Immortality and Isolation: Viola's eternal life isolates her from the natural progression of human relationships and time, fostering a sense of detachment and longing.
Rita Wolf [30:50]: "If we don't read, then certainly we are left without many qualities. Summer remains summer, blank and hot..."
Belonging and Sacrifice: The vampiric coven operates with strict rules and expectations, mirroring the initiation and dues of earthly clubs but with darker consequences.
Rita Wolf [45:10]: "Violet's body seemed newly valued. Men's gazes... lingered on hers."

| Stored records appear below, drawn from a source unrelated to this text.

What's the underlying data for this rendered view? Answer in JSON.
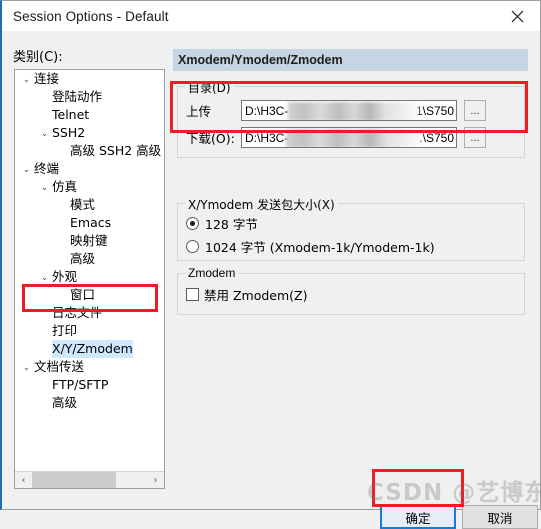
{
  "window": {
    "title": "Session Options - Default",
    "close_icon": "close-icon"
  },
  "category": {
    "label": "类别(C):",
    "tree": [
      {
        "label": "连接",
        "level": 0,
        "chevron": "⌄",
        "selected": false
      },
      {
        "label": "登陆动作",
        "level": 2,
        "chevron": "",
        "selected": false
      },
      {
        "label": "Telnet",
        "level": 2,
        "chevron": "",
        "selected": false
      },
      {
        "label": "SSH2",
        "level": 1,
        "chevron": "⌄",
        "selected": false
      },
      {
        "label": "高级 SSH2 高级",
        "level": 3,
        "chevron": "",
        "selected": false
      },
      {
        "label": "终端",
        "level": 0,
        "chevron": "⌄",
        "selected": false
      },
      {
        "label": "仿真",
        "level": 1,
        "chevron": "⌄",
        "selected": false
      },
      {
        "label": "模式",
        "level": 3,
        "chevron": "",
        "selected": false
      },
      {
        "label": "Emacs",
        "level": 3,
        "chevron": "",
        "selected": false
      },
      {
        "label": "映射键",
        "level": 3,
        "chevron": "",
        "selected": false
      },
      {
        "label": "高级",
        "level": 3,
        "chevron": "",
        "selected": false
      },
      {
        "label": "外观",
        "level": 1,
        "chevron": "⌄",
        "selected": false
      },
      {
        "label": "窗口",
        "level": 3,
        "chevron": "",
        "selected": false
      },
      {
        "label": "日志文件",
        "level": 2,
        "chevron": "",
        "selected": false
      },
      {
        "label": "打印",
        "level": 2,
        "chevron": "",
        "selected": false
      },
      {
        "label": "X/Y/Zmodem",
        "level": 2,
        "chevron": "",
        "selected": true
      },
      {
        "label": "文档传送",
        "level": 0,
        "chevron": "⌄",
        "selected": false
      },
      {
        "label": "FTP/SFTP",
        "level": 2,
        "chevron": "",
        "selected": false
      },
      {
        "label": "高级",
        "level": 2,
        "chevron": "",
        "selected": false
      }
    ],
    "scrollbar": {
      "left_arrow": "‹",
      "right_arrow": "›"
    }
  },
  "panel": {
    "header": "Xmodem/Ymodem/Zmodem",
    "directory": {
      "group_title": "目录(D)",
      "upload": {
        "label": "上传",
        "value_prefix": "D:\\H3C-",
        "value_suffix": "1\\S750",
        "browse_button": "..."
      },
      "download": {
        "label": "下载(O):",
        "value_prefix": "D:\\H3C-",
        "value_suffix": ".\\S750",
        "browse_button": "..."
      }
    },
    "xymodem": {
      "group_title": "X/Ymodem 发送包大小(X)",
      "options": [
        {
          "label": "128 字节",
          "selected": true
        },
        {
          "label": "1024 字节  (Xmodem-1k/Ymodem-1k)",
          "selected": false
        }
      ]
    },
    "zmodem": {
      "group_title": "Zmodem",
      "checkbox": {
        "label": "禁用 Zmodem(Z)",
        "checked": false
      }
    }
  },
  "buttons": {
    "ok": "确定",
    "cancel": "取消"
  },
  "annotations": {
    "accent_red": "#ee1c25",
    "focus_blue": "#1a7ad4",
    "header_blue": "#c6d4e4",
    "selection_blue": "#cde8ff"
  },
  "watermark": "CSDN @艺博东"
}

Transformation and Identity: Viola's interactions over the years illustrate her evolving identity as she grapples with her perpetual existence and the relationships that come and go.
Rita Wolf [52:30]: "She longed for her chin to sag. Any indication that she was still alive."
On the Nature of Summer Reading as Privilege:
Melora Hardin [07:15]: "The act of reading has historically been considered a privilege, and summer reading is privilege."
On Feeling Forgotten:
Rita Wolf [48:00]: "But she worried that instead of being freed, she'd been forgotten."
On Love and Longevity:
Rita Wolf [50:25]: "New love makes joining someone at work seem fun."
Rita Wolf [56:25]: "Vampirism is a very exclusive and particular kind of club... This story swept me up not only for its menacing atmosphere and next level writing, but also for its focus on the theme of supposed female invisibility in midlife, which I have never heard rendered this way."
Wolf connects the vampiric elements of "Viola in Midwinter" to the overarching theme of exclusive clubs, emphasizing the parallel between supernatural societies and human social groups. She highlights the exploration of female invisibility and the unique portrayal of midlife struggles within the narrative.
Meg Wolitzer wraps up the episode by reflecting on the duality of the stories presented, noting that while one delves into the nostalgic confines of a summer reading club, the other explores the eternal bindings of a vampiric coven. Both narratives underscore the themes of love, belonging, and the personal costs associated with maintaining one's place within a group.
Meg Wolitzer [56:25]: "The love that brought me to that like-minded clique of eager readers is one that sustains me today, whether or not I ever finish."
Wolitzer expresses a personal connection to the stories, drawing parallels between fictional clubs and real-life relationships, ultimately conveying that while the structures may change, the underlying human emotions and needs remain constant.
Note: This summary encapsulates the essence of the "The Price of Admission" episode, providing insights into the stories and thematic discussions without delving into promotional content or non-essential segments.